Reusing Intermediaries with Dask

Dask provides a computational framework where arrays and the computations on them are built up into a 'task graph' before computation. Since :mod:opt_einsum is compatible with dask arrays this means that multiple contractions can be built into the same task graph, which then automatically reuses any shared arrays and contractions.

For example, imagine the two expressions:

contraction1 = 'ab,dca,eb,cde'
contraction2 = 'ab,cda,eb,cde'
sizes = {l: 10 for l in 'abcde'}

The contraction 'ab,eb' is shared between them and could only be done once. First, let's set up some numpy arrays:

terms1, terms2 = contraction1.split(','), contraction2.split(',')
terms = set((*terms1, *terms2))
terms
#> {'ab', 'cda', 'cde', 'dca', 'eb'}

import numpy as np
np_arrays = {s: np.random.randn(*(sizes[c] for c in s)) for s in terms}
# filter the arrays needed for each expression
np_ops1 = [np_arrays[s] for s in terms1]
np_ops2 = [np_arrays[s] for s in terms2]

Typically we would compute these expressions separately:

oe.contract(contraction1, *np_ops1)
#> array(114.78314052)

oe.contract(contraction2, *np_ops2)
#> array(-75.55902751)

However, if we use dask arrays we can combine the two operations, so let's set those up:

import dask.array as da
da_arrays = {s: da.from_array(np_arrays[s], chunks=1000, name=s) for s in inputs}
da_arrays
#> {'ab': dask.array<ab, shape=(10, 10), dtype=float64, chunksize=(10, 10)>,
#>  'cda': dask.array<cda, shape=(10, 10, 10), dtype=float64, chunksize=(10, 10, 10)>,
#>  'cde': dask.array<cde, shape=(10, 10, 10), dtype=float64, chunksize=(10, 10, 10)>,
#>  'dca': dask.array<dca, shape=(10, 10, 10), dtype=float64, chunksize=(10, 10, 10)>,
#>  'eb': dask.array<eb, shape=(10, 10), dtype=float64, chunksize=(10, 10)>}

da_ops1 = [da_arrays[s] for s in terms1]
da_ops2 = [da_arrays[s] for s in terms2]

Note chunks is a required argument relating to how the arrays are stored (see array-creation). Now we can perform the contraction:

# these won't be immediately evaluated
dy1 = oe.contract(contraction1, *da_ops1, backend='dask')
dy2 = oe.contract(contraction2, *da_ops2, backend='dask')

# wrap them in delayed to combine them into the same computation
from dask import delayed
dy = delayed([dy1, dy2])
dy
#> Delayed('list-3af82335-b75e-47d6-b800-68490fc865fd')

As suggested by the name Delayed, we have a placeholder for the result so far. When we want to perform the computation we can call:

dy.compute()
#> [114.78314052155015, -75.55902750513113]

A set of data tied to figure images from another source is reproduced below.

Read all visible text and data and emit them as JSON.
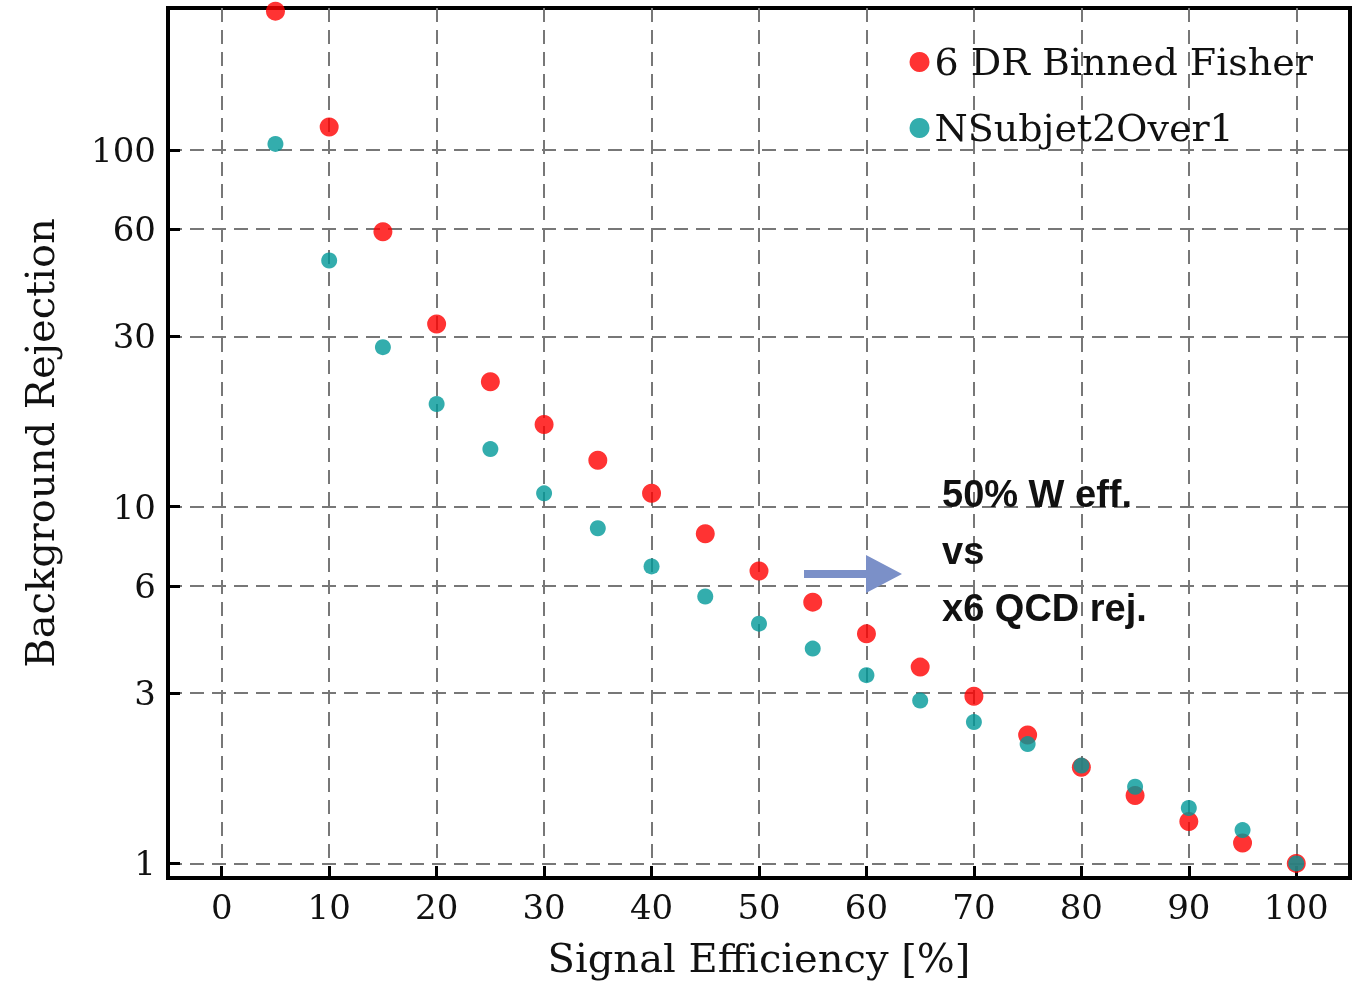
{
  "chart_data": {
    "type": "scatter",
    "xlabel": "Signal Efficiency [%]",
    "ylabel": "Background Rejection",
    "x": [
      5,
      10,
      15,
      20,
      25,
      30,
      35,
      40,
      45,
      50,
      55,
      60,
      65,
      70,
      75,
      80,
      85,
      90,
      95,
      100
    ],
    "series": [
      {
        "name": "6 DR Binned Fisher",
        "color": "#ff0000",
        "values": [
          245,
          116,
          59,
          32.5,
          22.4,
          17,
          13.5,
          10.9,
          8.4,
          6.6,
          5.4,
          4.4,
          3.55,
          2.94,
          2.29,
          1.86,
          1.55,
          1.31,
          1.14,
          1
        ]
      },
      {
        "name": "NSubjet2Over1",
        "color": "#009999",
        "values": [
          104,
          49,
          28,
          19.4,
          14.5,
          10.9,
          8.7,
          6.8,
          5.6,
          4.7,
          4,
          3.37,
          2.86,
          2.49,
          2.16,
          1.88,
          1.64,
          1.43,
          1.24,
          1
        ]
      }
    ],
    "xlim": [
      -5,
      105
    ],
    "xticks": [
      0,
      10,
      20,
      30,
      40,
      50,
      60,
      70,
      80,
      90,
      100
    ],
    "ylim": [
      0.91,
      250
    ],
    "yticks": [
      1,
      3,
      6,
      10,
      30,
      60,
      100
    ],
    "log": "y",
    "grid": true,
    "legend": "top right",
    "marker": "circle",
    "annotations": [
      "50% W eff.\nvs\nx6 QCD rej."
    ]
  }
}
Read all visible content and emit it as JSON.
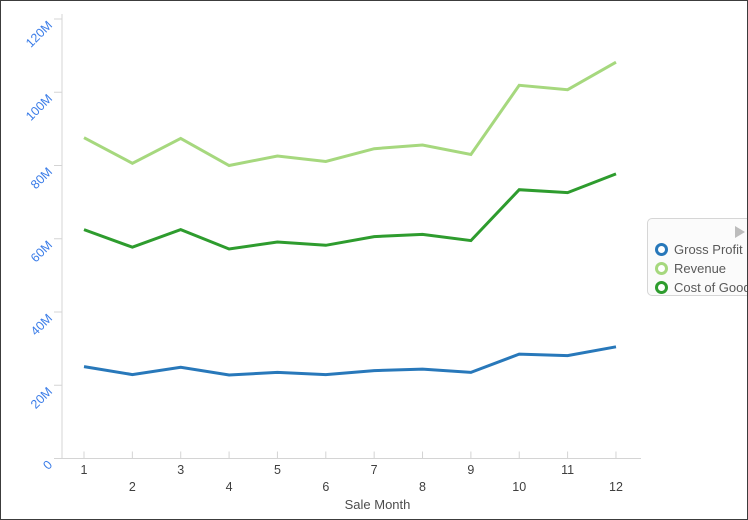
{
  "window": {
    "background": "#ffffff",
    "border_color": "#3c3c3c"
  },
  "chart_data": {
    "type": "line",
    "title": "",
    "xlabel": "Sale Month",
    "ylabel": "",
    "grid": false,
    "legend_position": "right",
    "x": [
      1,
      2,
      3,
      4,
      5,
      6,
      7,
      8,
      9,
      10,
      11,
      12
    ],
    "x_tick_labels": [
      "1",
      "2",
      "3",
      "4",
      "5",
      "6",
      "7",
      "8",
      "9",
      "10",
      "11",
      "12"
    ],
    "y_tick_values": [
      0,
      20,
      40,
      60,
      80,
      100,
      120
    ],
    "y_tick_labels": [
      "0",
      "20M",
      "40M",
      "60M",
      "80M",
      "100M",
      "120M"
    ],
    "ylim": [
      0,
      120
    ],
    "values_unit": "M",
    "series": [
      {
        "name": "Gross Profit",
        "color": "#2878ba",
        "values": [
          25.1,
          22.9,
          24.9,
          22.8,
          23.5,
          22.9,
          24.0,
          24.4,
          23.5,
          28.5,
          28.1,
          30.5
        ]
      },
      {
        "name": "Revenue",
        "color": "#a6d87e",
        "values": [
          87.6,
          80.6,
          87.4,
          80.0,
          82.6,
          81.1,
          84.6,
          85.6,
          83.0,
          101.9,
          100.7,
          108.2
        ]
      },
      {
        "name": "Cost of Goods",
        "color": "#2e9c2e",
        "values": [
          62.5,
          57.7,
          62.5,
          57.2,
          59.1,
          58.2,
          60.6,
          61.2,
          59.5,
          73.4,
          72.6,
          77.7
        ]
      }
    ]
  },
  "axis_style": {
    "y_label_color": "#3a7ce8",
    "x_label_color": "#3f3f3f",
    "axis_title_color": "#4d4d4d",
    "axis_line_color": "#d4d4d4"
  },
  "legend": {
    "expand_arrow_icon": "right-triangle"
  }
}
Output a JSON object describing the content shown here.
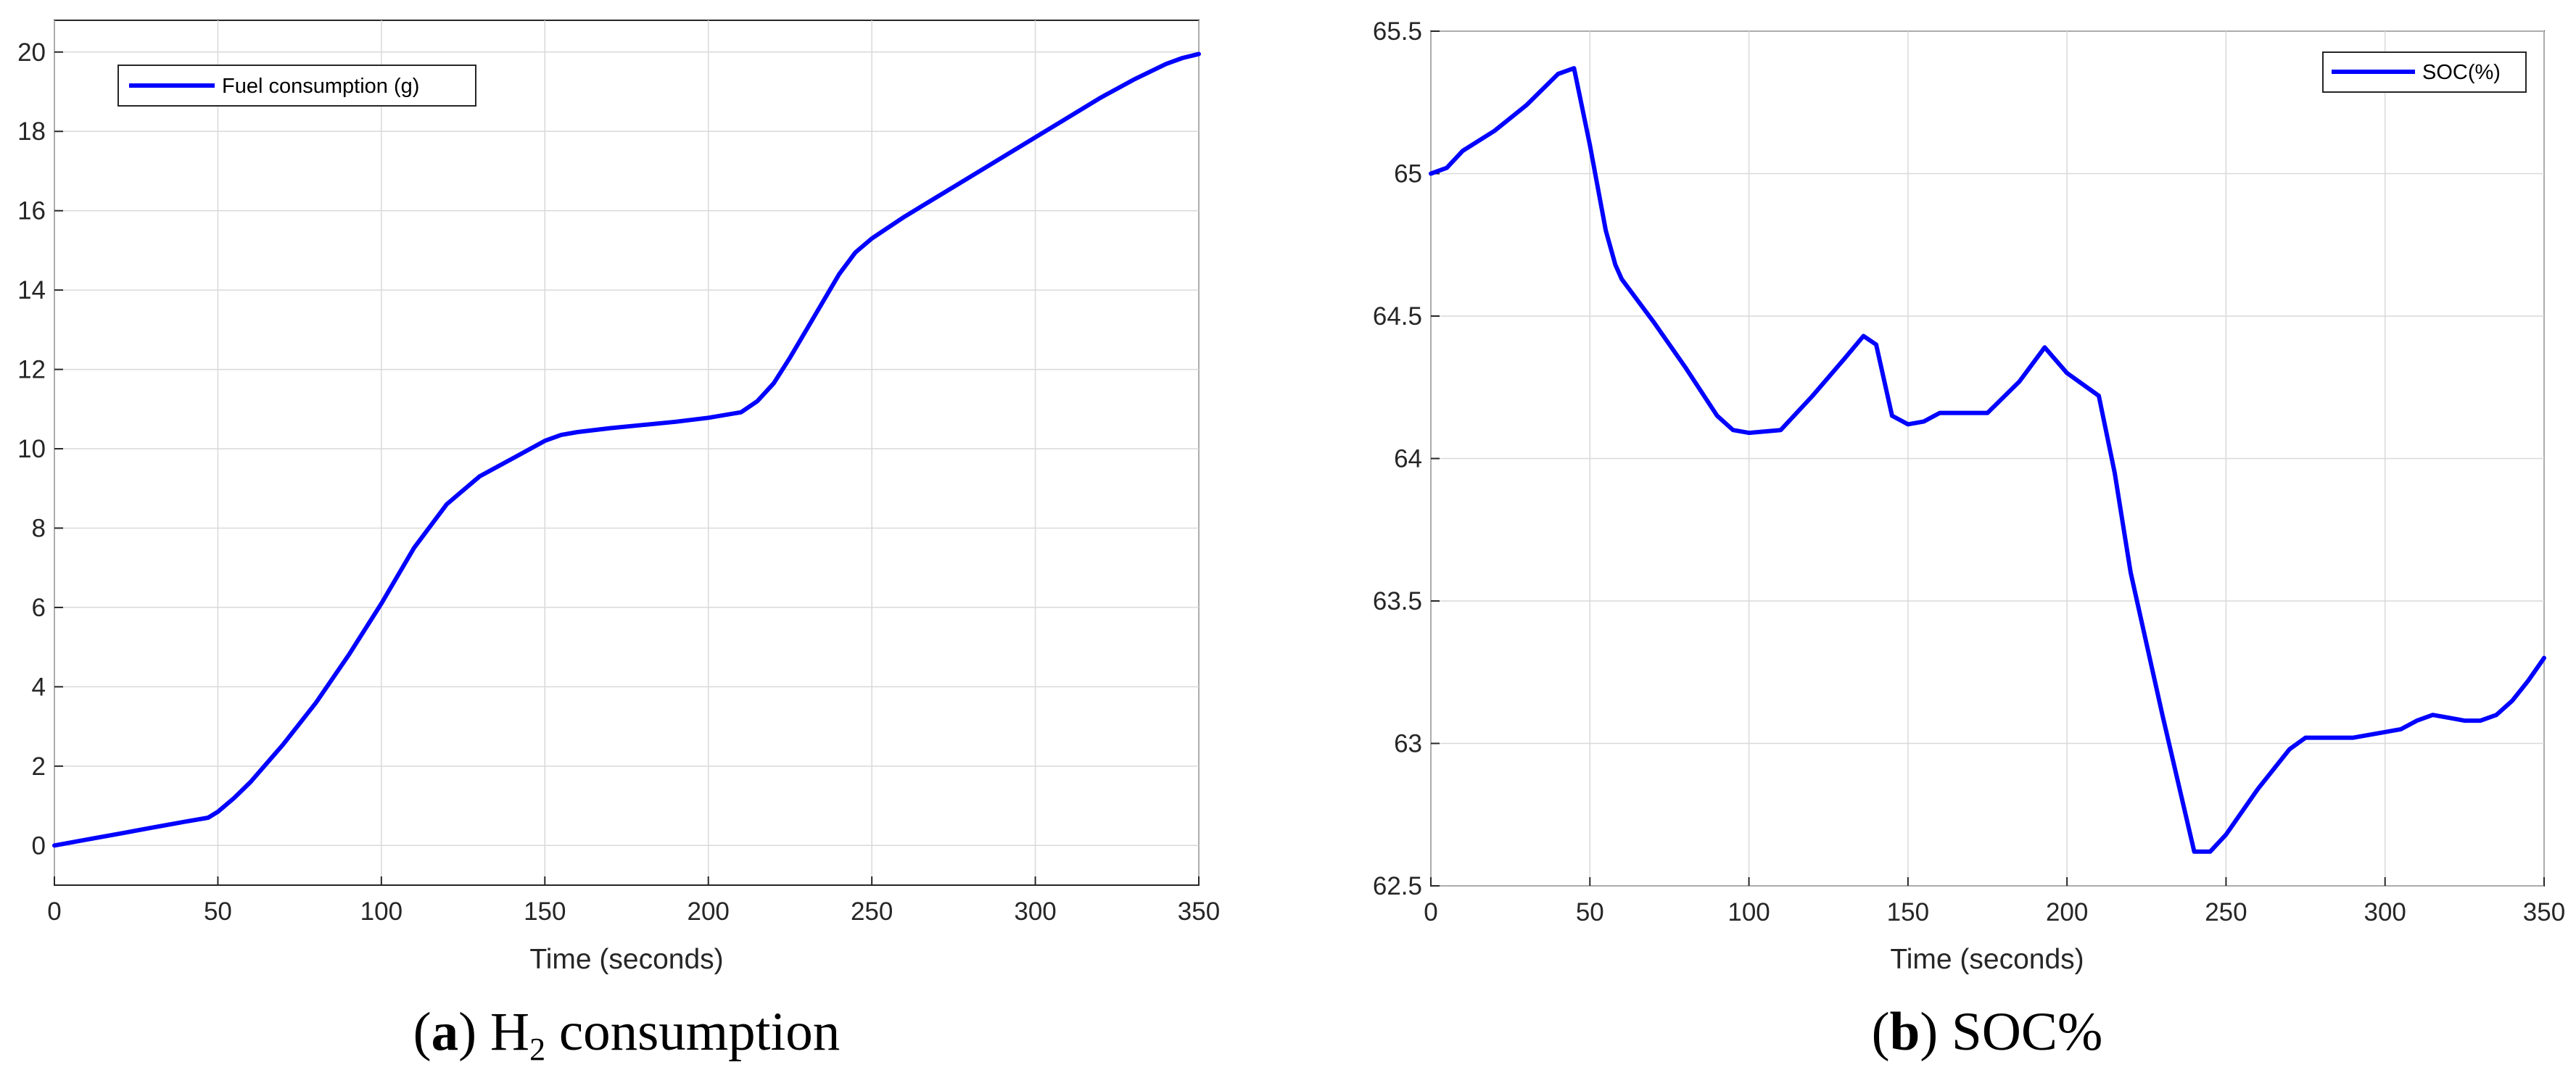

The above matches the canonical numpy result. The computation can even be handled by various schedulers - see scheduling. Finally, to check we are reusing intermediaries, we can view the task graph generated for the computation:

dy.visualize(optimize_graph=True)

Dask Reuse Graph

Note

For sharing intermediates with other backends see Sharing Intermediates. Dask graphs are particularly useful for reusing intermediates beyond just contractions and can allow additional parallelization.